Caused by the bacteria Mycobacterium tuberculosis, TB is spread through the air from person to person. In most cases, it is treatable with a course of medications.

But an increasing presence of drug-resistant strains — such as in this case — underscores the need for heightened efforts in containing the disease.

Doctors say that everyone from health workers to air travelers is potentially at risk of TB. But they say the best way to ensure your health is to know how the disease is transmitted, and to seek help immediately if you suspect that you have been infected.

How Common Is TB?

According to a report released by the World Health Organization in March, it appears that the rate of TB infection worldwide stabilized in 2005. However, the actual number of people who suffer from the disease is still on the rise worldwide.

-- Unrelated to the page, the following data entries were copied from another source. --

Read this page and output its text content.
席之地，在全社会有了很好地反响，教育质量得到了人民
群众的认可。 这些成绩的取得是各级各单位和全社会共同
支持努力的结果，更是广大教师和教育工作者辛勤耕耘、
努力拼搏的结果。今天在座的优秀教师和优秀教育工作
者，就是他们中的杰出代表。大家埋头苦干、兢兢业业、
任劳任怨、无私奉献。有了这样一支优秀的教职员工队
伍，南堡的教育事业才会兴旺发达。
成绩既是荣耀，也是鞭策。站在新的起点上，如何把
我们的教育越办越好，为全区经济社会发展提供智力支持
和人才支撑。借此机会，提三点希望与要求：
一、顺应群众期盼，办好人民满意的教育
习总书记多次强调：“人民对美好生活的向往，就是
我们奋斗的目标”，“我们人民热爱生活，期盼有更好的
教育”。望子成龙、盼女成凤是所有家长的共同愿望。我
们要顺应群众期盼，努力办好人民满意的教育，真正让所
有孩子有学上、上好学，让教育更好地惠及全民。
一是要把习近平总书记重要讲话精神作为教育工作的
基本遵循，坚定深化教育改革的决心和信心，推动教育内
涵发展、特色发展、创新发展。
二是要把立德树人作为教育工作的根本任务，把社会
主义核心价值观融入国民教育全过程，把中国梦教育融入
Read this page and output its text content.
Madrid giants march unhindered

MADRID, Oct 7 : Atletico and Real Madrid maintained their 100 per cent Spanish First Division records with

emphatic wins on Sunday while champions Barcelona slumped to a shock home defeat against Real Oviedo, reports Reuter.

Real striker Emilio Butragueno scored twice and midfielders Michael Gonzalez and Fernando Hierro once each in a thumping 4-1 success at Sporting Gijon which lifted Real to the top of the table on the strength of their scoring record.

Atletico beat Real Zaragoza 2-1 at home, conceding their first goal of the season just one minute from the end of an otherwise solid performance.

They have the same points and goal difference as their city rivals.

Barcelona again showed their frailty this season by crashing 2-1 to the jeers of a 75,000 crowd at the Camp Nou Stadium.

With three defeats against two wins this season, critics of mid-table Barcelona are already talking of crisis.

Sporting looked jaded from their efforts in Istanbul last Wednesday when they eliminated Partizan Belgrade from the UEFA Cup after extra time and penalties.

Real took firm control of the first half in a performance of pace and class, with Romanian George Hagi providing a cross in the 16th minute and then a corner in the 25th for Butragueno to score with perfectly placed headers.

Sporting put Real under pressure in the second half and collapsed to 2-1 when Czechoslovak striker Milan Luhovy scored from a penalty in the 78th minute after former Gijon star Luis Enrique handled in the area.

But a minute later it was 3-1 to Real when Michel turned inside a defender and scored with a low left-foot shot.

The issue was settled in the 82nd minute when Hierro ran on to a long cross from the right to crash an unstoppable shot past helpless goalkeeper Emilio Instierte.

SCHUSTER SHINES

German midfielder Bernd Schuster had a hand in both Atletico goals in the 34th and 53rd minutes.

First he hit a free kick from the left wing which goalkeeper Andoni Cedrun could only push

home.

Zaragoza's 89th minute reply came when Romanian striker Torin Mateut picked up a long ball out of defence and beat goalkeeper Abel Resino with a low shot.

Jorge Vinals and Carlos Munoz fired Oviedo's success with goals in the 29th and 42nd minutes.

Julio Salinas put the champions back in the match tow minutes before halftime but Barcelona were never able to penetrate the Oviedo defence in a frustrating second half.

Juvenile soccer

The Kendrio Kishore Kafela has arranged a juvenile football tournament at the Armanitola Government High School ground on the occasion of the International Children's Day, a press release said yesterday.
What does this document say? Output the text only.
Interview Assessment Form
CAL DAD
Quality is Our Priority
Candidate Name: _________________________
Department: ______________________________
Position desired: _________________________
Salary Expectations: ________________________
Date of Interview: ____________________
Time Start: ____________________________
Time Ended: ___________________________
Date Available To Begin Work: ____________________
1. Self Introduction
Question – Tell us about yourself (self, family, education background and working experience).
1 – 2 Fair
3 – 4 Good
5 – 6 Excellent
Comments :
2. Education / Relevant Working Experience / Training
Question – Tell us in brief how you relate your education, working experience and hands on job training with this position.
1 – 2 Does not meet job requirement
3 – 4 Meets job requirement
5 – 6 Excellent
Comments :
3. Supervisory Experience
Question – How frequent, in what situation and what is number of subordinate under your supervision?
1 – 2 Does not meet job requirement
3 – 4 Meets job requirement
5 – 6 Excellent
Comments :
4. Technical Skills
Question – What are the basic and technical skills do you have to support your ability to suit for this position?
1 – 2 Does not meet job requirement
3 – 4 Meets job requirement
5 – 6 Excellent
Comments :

There were an estimated 8.8 million new TB cases in 2005, 7.4 million of which were in Asia and sub-Saharan Africa.

Most recent figures from the WHO suggest that a total of 1.6 million people worldwide died of TB in 2005. At this rate, nearly 4,500 people die from the disease every day.

Though TB is less prevalent in industrialized countries, it is not just a disease of the developing world. Around 14,000 U.S. cases were reported to the Centers for Disease Control and Prevention in 2005.

In addition to those with active tuberculosis, an estimated 10 million to 15 million people in the United States are thought to have "latent" TB, which shows no symptoms or signs of infection. It is thought that about 10 percent of these infected individuals will develop active tuberculosis at some point in their lives.

How Does Exposure Lead to Disease?

On average, disease researchers say, it takes eight hours of contact with someone who has TB to become infected.

As the average travel time of both of the flights on which the infected man was a passenger were about eight hours, health officials with the CDC say there's a risk -- albeit small -- that people on the flight may have been exposed to the antibiotic-resistant TB.

Air filters on the plane would likely have prevented the bacteria from traveling throughout the cabin; however, the CDC has strongly recommended that people next to the passenger, two rows in front and two rows behind, get checked for the disease.

It is important to remember that not everyone who is exposed to TB develops active tuberculosis. In many cases, an individual's immune system can keep the bacteria under control for years, or even for a lifetime.

What Is Drug-Resistant TB?

As the overall number of TB cases continues to grow throughout the world, so has the number of TB cases that don't respond to conventional medications.

According to the WHO, each year there are 420,000 cases of multidrug-resistant tuberculosis, or MDR-TB, which lead to 66,000 deaths.

And in addition to MDR-TB, there is extensively drug-resistant tuberculosis, or XDR-TB. This strain is resistant not only to the two first-line drugs, but to three or more of the six classes of second-line drugs.

This XDR strain is the one carried by the man now being held in isolation.

Few, if any, of the current therapies work against this strain, making it a growing problem worldwide.